Setting an easterly course, The Classic Cook has opened its doors in a new location. Originally opening July 2015 in the octagon building on the west side of Pioneer Avenue, the kitchen boutique is now at 378 East Pioneer Avenue, a building formerly occupied by K-Bay Caffé.
“We closed the old store the end of March,” said owner Janie Buncak of the first step toward a busy month of moving, setting up and creating new displays before welcoming in the public at the new address May 5.
Of The Classic Cook’s course for success, the new location, which offers 2,400 square feet compared to the previous store’s 1,100 square feet, is clearly a step in the right direction.
“People are happy we’re open and the reception has been so wonderful,” said Buncak. “I’m very grateful for that. I wasn’t ready for how happy they are. All the well-wishes. The reception of our new place has been unbelievable.”

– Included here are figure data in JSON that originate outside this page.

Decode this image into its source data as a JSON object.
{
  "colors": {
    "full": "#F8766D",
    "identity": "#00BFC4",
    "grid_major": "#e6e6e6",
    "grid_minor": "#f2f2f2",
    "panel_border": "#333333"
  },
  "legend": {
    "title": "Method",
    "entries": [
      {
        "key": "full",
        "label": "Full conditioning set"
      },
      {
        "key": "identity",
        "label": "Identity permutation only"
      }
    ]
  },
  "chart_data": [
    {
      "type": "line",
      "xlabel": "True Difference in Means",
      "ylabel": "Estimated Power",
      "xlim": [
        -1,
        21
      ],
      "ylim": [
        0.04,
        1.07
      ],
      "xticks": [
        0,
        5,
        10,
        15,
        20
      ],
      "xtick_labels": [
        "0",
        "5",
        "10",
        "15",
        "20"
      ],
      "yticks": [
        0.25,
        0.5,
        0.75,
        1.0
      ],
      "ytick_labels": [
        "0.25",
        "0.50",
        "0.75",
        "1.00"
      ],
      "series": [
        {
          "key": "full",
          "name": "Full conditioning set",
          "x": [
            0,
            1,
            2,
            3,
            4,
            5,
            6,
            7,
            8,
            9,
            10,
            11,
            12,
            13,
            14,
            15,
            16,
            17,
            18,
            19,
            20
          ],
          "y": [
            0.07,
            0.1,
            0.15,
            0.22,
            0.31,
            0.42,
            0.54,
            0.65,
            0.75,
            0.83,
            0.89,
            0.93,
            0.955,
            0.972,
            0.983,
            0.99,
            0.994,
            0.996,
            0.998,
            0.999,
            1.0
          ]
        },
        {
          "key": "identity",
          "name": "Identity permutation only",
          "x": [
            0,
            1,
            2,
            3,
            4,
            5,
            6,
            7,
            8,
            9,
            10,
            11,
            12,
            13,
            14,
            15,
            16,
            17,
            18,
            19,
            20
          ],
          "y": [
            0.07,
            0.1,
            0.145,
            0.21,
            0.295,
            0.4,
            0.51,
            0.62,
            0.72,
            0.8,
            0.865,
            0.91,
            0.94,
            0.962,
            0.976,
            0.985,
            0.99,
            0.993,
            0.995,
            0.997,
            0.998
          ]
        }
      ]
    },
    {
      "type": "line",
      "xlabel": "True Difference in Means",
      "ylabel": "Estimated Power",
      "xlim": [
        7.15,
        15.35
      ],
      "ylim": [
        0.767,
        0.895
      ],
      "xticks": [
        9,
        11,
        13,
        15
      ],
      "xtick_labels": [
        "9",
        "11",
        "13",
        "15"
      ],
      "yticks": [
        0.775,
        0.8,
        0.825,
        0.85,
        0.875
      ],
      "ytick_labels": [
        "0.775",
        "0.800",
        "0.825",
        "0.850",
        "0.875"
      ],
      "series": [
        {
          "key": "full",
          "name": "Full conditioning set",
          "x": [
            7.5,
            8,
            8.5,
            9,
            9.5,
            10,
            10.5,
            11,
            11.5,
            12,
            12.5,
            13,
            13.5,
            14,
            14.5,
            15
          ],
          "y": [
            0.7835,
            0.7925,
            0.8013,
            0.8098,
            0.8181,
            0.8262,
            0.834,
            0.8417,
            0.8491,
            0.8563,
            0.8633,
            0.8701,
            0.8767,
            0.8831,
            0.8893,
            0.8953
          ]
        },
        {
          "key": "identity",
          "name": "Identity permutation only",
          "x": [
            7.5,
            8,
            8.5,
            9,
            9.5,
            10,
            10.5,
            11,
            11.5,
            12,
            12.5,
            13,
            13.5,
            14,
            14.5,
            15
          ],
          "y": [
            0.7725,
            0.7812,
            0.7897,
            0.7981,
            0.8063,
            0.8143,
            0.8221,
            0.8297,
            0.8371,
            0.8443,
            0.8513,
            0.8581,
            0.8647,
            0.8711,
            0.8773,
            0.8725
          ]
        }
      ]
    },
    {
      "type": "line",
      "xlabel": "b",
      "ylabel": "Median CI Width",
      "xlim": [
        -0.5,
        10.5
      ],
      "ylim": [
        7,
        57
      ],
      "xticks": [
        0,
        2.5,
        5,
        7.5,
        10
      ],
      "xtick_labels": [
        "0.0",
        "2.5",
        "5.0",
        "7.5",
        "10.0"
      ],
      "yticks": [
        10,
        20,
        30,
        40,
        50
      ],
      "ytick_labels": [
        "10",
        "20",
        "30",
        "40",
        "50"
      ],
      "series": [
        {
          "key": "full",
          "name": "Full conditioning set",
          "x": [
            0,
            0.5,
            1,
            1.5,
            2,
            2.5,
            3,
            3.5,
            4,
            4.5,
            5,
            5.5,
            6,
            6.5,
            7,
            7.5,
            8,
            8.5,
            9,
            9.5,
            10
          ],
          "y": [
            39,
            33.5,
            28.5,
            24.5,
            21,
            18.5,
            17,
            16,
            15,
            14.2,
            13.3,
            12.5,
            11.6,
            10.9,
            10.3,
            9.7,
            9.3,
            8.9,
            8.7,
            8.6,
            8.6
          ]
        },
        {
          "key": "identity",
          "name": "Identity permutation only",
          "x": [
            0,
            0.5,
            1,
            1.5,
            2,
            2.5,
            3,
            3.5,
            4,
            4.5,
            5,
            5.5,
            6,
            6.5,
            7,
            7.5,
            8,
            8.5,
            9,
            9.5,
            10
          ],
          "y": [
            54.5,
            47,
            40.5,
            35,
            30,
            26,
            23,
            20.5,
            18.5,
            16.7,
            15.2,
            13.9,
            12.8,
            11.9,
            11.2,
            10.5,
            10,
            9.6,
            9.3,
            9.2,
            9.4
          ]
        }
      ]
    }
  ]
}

Buncak’s Homer roots begin like so many others: she came on vacation and decided to stay. Her local employment history led to working as dispatcher for the Homer Police Department, eventually progressing into a supervisory role, a role Buncak described as “very challenging,” requiring strong, quick and independent thinkers with an ability to follow strict protocols. After more than a decade dispatching, the time came for her to do something else, and in January 2015, Buncak and her husband Jim decided to open a kitchen store.
“l thought it was something that would be viable and not in competition with anyone else in the community,” she said. “In a small town you have to be conscious of that and try not to bring something in someone else is doing. Homer isn’t a big city, so you can’t have like three cooking stores.”
What a cooking store also offered was “people that were happy to come into the store. People not having a crisis. I just really needed that change,” said Buncak of the welcome shift from her previous crisis-focused employment.
Her business plan called for carrying high-end, better-best products. To get started, in March 2015 the Buncaks attended an international housewares show in Chicago. With 2,500 vendors and 50,000 people in attendance at the McCormick Center-based event, it’s one of the largest shows of its type in the world. While there, Buncak made the necessary contacts to bring in the different product lines she intended to carry in the store.
When it came to setting up attractive displays, Buncak tapped into the know-how of friends, including Barbara Scalzi, owner of North Wind Home Collection.
“I didn’t know how to display and make it look appealing, but she was great, coming over and helping out,” said Buncak.
As Scalzi remembers it, however, Buncak had no problem arranging the inside of the store. The result?
“Wonderful, just like her and Jim — classy,” said Scalzi. “It looked uptown, very nice.”
Owning and operating a retail business proved to be on-the-job training. There was the rollercoaster of sales peaks and valleys, advertising, social media and creating a web site.
“It’s so multi-faceted, running a small business. My hat’s off to all our small business that do it,” said Buncak. “It’s a challenge just to keep all the balls in the air. It doesn’t just happen.”
When it came to employees, “we were so very lucky. It’s an awesome staff. They’re loyal, really good people,” Buncak said of Donna Beran, Elaine Grabowski and Sarah Sims.
Keeping The Classic Cook going during the COVID-19 pandemic brought new lessons. The store closed for a time, allowing a break to figure out how to do business without having too many people in the store. That led to curb-side pickup and appointments. The plus side of the pandemic was that as people spent more time at home, “they had time to figure out they cooked more and it was amazing how it’s been the other blessing in disguise,” said Beran.
The Classic Cook offered an increasing number of products over the years. Cooking classes proved popular, but required rearranging the store to make room. As the octagon become more and more cramped, a decision had to be made.
“We either had to stay where we were, scale back a little bit, or maybe sell the business. Growth was stopping there just by virtue of the size,” Buncak said. “We chose to expand and grow.”
When the former K-Bay Caffé building came up for sale, Buncak “got the ball rolling” from West to East Pioneer. With increased space, there are new shelves, new lighting, and new displays. Work on the kitchen is underway and The Classic Cook’s first class will be the end of June.
“A Zwilling Henckels chef is coming from New York for a knife skills class and people will leave with their own knife,” said Buncak, eager to offer more classes such as candy making, canning, gourmet classes, wine pairings, classes for adults and for children.
After seven years of operating The Classic Cook, Buncak said it isn’t only the people coming into the store who are happy.
“We’re all very happy,” she said. “Nothing happens without effort and it’s all worth the effort.”
McKibben Jackinsky is a retired Homer News reporter and now a freelance writer who lives in Ninilchik.